Kav: ‘‘Bu sene çözüm senesi olacak, mutlaka kazanacağız’’
Son birkaç yılda Özgecan Aslan’dan, Emine Bulut’a, Şule Çet’ten Güleda Cankel’e birçok kadın cinayeti kamuoyunda gündem oldu. Buna rağmen kadın cinayetlerinin önü alınabilmiş değil. Yine de kadın örgütleri temsilcileri, gelinen noktanın gelecek için umut verici olduğunu söylüyor.
Gülsüm Kav, ‘‘Kadın cinayetlerine tepki veren, ‘artık yeter’ diyen, tepki veren sorunu sahiplenen, adliye adliye gezerek mağdurlara destek veren önemli bir kadın kamuoyu var. Bu kamuoyu çözüm arayışında. Yıllar önce kadına dayağa karşı da böyle bir kampanya vardı. Bu nedenle kendimizi hiç de güçsüz hissetmiyoruz. İstanbul Sözleşmesi var. 6284 var. Sözleşme anayasa kuvvetindedir. Arkamızda anayasa var. Yüzyılların insan hakları geleneği var. O yüzden yasalara göre son derece kuvvetli mücadele götürüyoruz. Bu sene çözüm senesi olacak. Mutlaka kazanacağız’’ diyor.
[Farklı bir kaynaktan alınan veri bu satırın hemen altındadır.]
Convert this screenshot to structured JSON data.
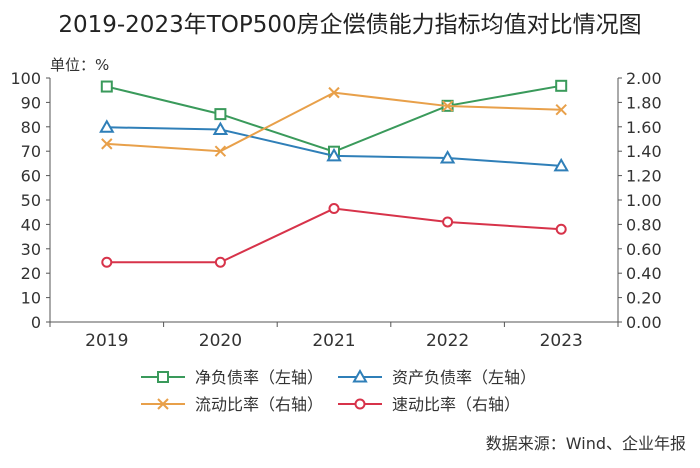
{
  "chart_data": {
    "type": "line",
    "title": "2019-2023年TOP500房企偿债能力指标均值对比情况图",
    "unit_label": "单位：%",
    "source": "数据来源：Wind、企业年报",
    "categories": [
      "2019",
      "2020",
      "2021",
      "2022",
      "2023"
    ],
    "y_left": {
      "min": 0,
      "max": 100,
      "ticks": [
        "0",
        "10",
        "20",
        "30",
        "40",
        "50",
        "60",
        "70",
        "80",
        "90",
        "100"
      ]
    },
    "y_right": {
      "min": 0,
      "max": 2,
      "ticks": [
        "0.00",
        "0.20",
        "0.40",
        "0.60",
        "0.80",
        "1.00",
        "1.20",
        "1.40",
        "1.60",
        "1.80",
        "2.00"
      ]
    },
    "series": [
      {
        "name": "净负债率（左轴）",
        "axis": "left",
        "marker": "square",
        "color": "#3a9a5b",
        "values": [
          96.5,
          85.2,
          69.8,
          88.6,
          96.8
        ]
      },
      {
        "name": "资产负债率（左轴）",
        "axis": "left",
        "marker": "triangle",
        "color": "#2f7fb8",
        "values": [
          79.8,
          78.9,
          68.1,
          67.2,
          64.0
        ]
      },
      {
        "name": "流动比率（右轴）",
        "axis": "right",
        "marker": "x",
        "color": "#e8a04a",
        "values": [
          1.46,
          1.4,
          1.88,
          1.77,
          1.74
        ]
      },
      {
        "name": "速动比率（右轴）",
        "axis": "right",
        "marker": "circle",
        "color": "#d7334a",
        "values": [
          0.49,
          0.49,
          0.93,
          0.82,
          0.76
        ]
      }
    ],
    "legend": {
      "placement": "bottom"
    },
    "grid": false
  }
}
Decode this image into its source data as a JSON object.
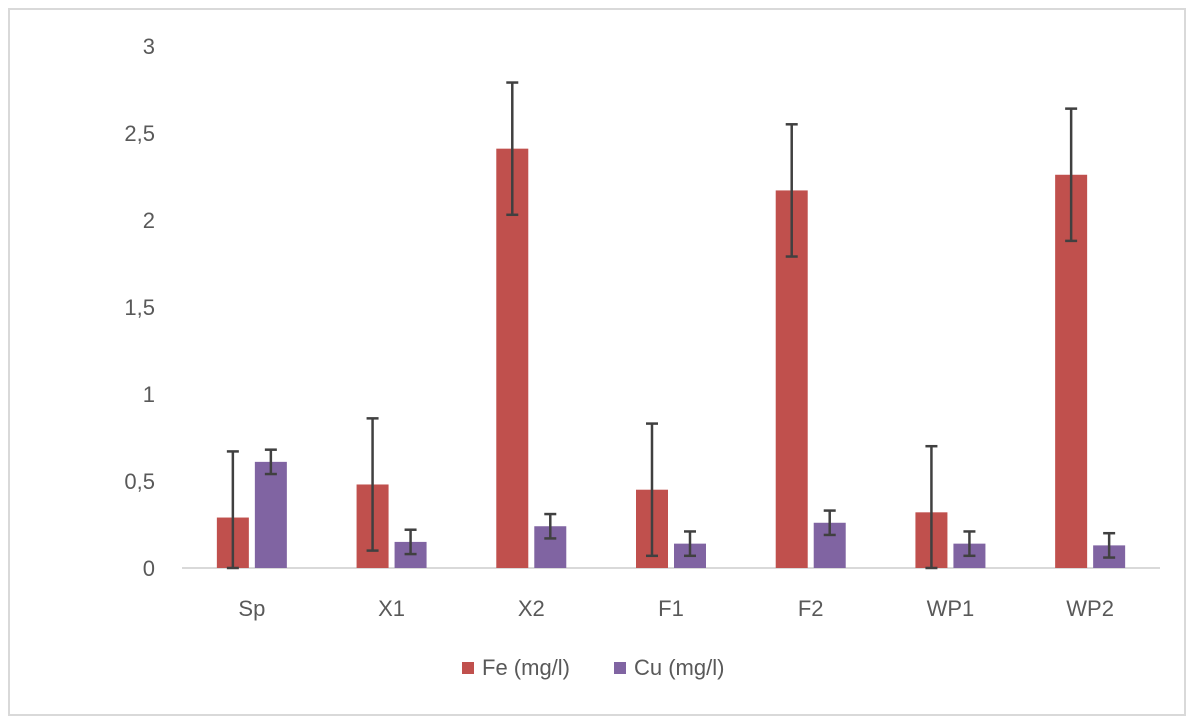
{
  "chart_data": {
    "type": "bar",
    "categories": [
      "Sp",
      "X1",
      "X2",
      "F1",
      "F2",
      "WP1",
      "WP2"
    ],
    "series": [
      {
        "name": "Fe (mg/l)",
        "color": "#c0504d",
        "values": [
          0.29,
          0.48,
          2.41,
          0.45,
          2.17,
          0.32,
          2.26
        ],
        "error": [
          0.38,
          0.38,
          0.38,
          0.38,
          0.38,
          0.38,
          0.38
        ]
      },
      {
        "name": "Cu (mg/l)",
        "color": "#8064a2",
        "values": [
          0.61,
          0.15,
          0.24,
          0.14,
          0.26,
          0.14,
          0.13
        ],
        "error": [
          0.07,
          0.07,
          0.07,
          0.07,
          0.07,
          0.07,
          0.07
        ]
      }
    ],
    "y_ticks": [
      "0",
      "0,5",
      "1",
      "1,5",
      "2",
      "2,5",
      "3"
    ],
    "ylim": [
      0,
      3
    ],
    "grid": false,
    "legend_position": "bottom",
    "title": "",
    "xlabel": "",
    "ylabel": ""
  }
}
Önder: ‘‘Emine Bulut’un ‘ölmek istemiyorum’ çığlığı birçok kadının sessizliğine son verdi’’
Melek Önder ise bu yılın Ağustos ayında eski kocası tarafından kızının gözü önünde bıçaklandıktan sonra ölen Emine Bulut’un ‘ölmek istemiyorum’ şeklindeki sarsıcı sözlerinin şiddet gören birçok kadını harekete geçirdiğini söylüyor.
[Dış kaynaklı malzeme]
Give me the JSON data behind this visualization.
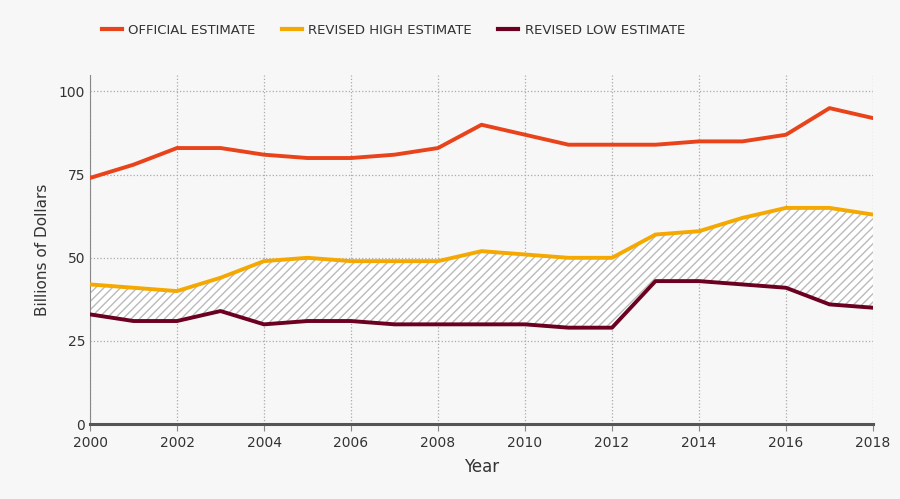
{
  "years": [
    2000,
    2001,
    2002,
    2003,
    2004,
    2005,
    2006,
    2007,
    2008,
    2009,
    2010,
    2011,
    2012,
    2013,
    2014,
    2015,
    2016,
    2017,
    2018
  ],
  "official_estimate": [
    74,
    78,
    83,
    83,
    81,
    80,
    80,
    81,
    83,
    90,
    87,
    84,
    84,
    84,
    85,
    85,
    87,
    95,
    92
  ],
  "revised_high": [
    42,
    41,
    40,
    44,
    49,
    50,
    49,
    49,
    49,
    52,
    51,
    50,
    50,
    57,
    58,
    62,
    65,
    65,
    63
  ],
  "revised_low": [
    33,
    31,
    31,
    34,
    30,
    31,
    31,
    30,
    30,
    30,
    30,
    29,
    29,
    43,
    43,
    42,
    41,
    36,
    35
  ],
  "official_color": "#E8431A",
  "high_color": "#F5A800",
  "low_color": "#6B0020",
  "background_color": "#f7f7f7",
  "grid_color": "#aaaaaa",
  "ylabel": "Billions of Dollars",
  "xlabel": "Year",
  "ylim": [
    0,
    105
  ],
  "yticks": [
    0,
    25,
    50,
    75,
    100
  ],
  "legend_labels": [
    "OFFICIAL ESTIMATE",
    "REVISED HIGH ESTIMATE",
    "REVISED LOW ESTIMATE"
  ],
  "line_width": 2.8
}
Önder, ‘‘Kadınlar sessiz kalmak istemiyor artık. Emine Bulut’un ‘ölmek istemiyorum’ çığlığını o günden sonra da çokça duymaya devam ettik. Birçok kadın, sosyal medyada yazıyor, medyaya ya da bize ulaşıyor. ‘Biz de ölmek istemiyoruz’ diyorlar. Evet, kadınlar ölmek istemiyor. Bu hayatta başta temel hakkı olan yaşam hakkı olmak üzere tüm haklarını eşit bir şekilde istiyorlar. Kadınlara yönelik saldırlar artarken önleyici tedbirler ya da caydırıcı cezalar mutlaka uygulanmalı. Bunlar uygulanmadığı sürece erkekler bunlardan cesaret alıp kendilerinde istedikleri şeyi yapma hakkı görüyorlar. Bu nedenle hükümete büyük görev ve sorumluluk düşüyor’’ diyor.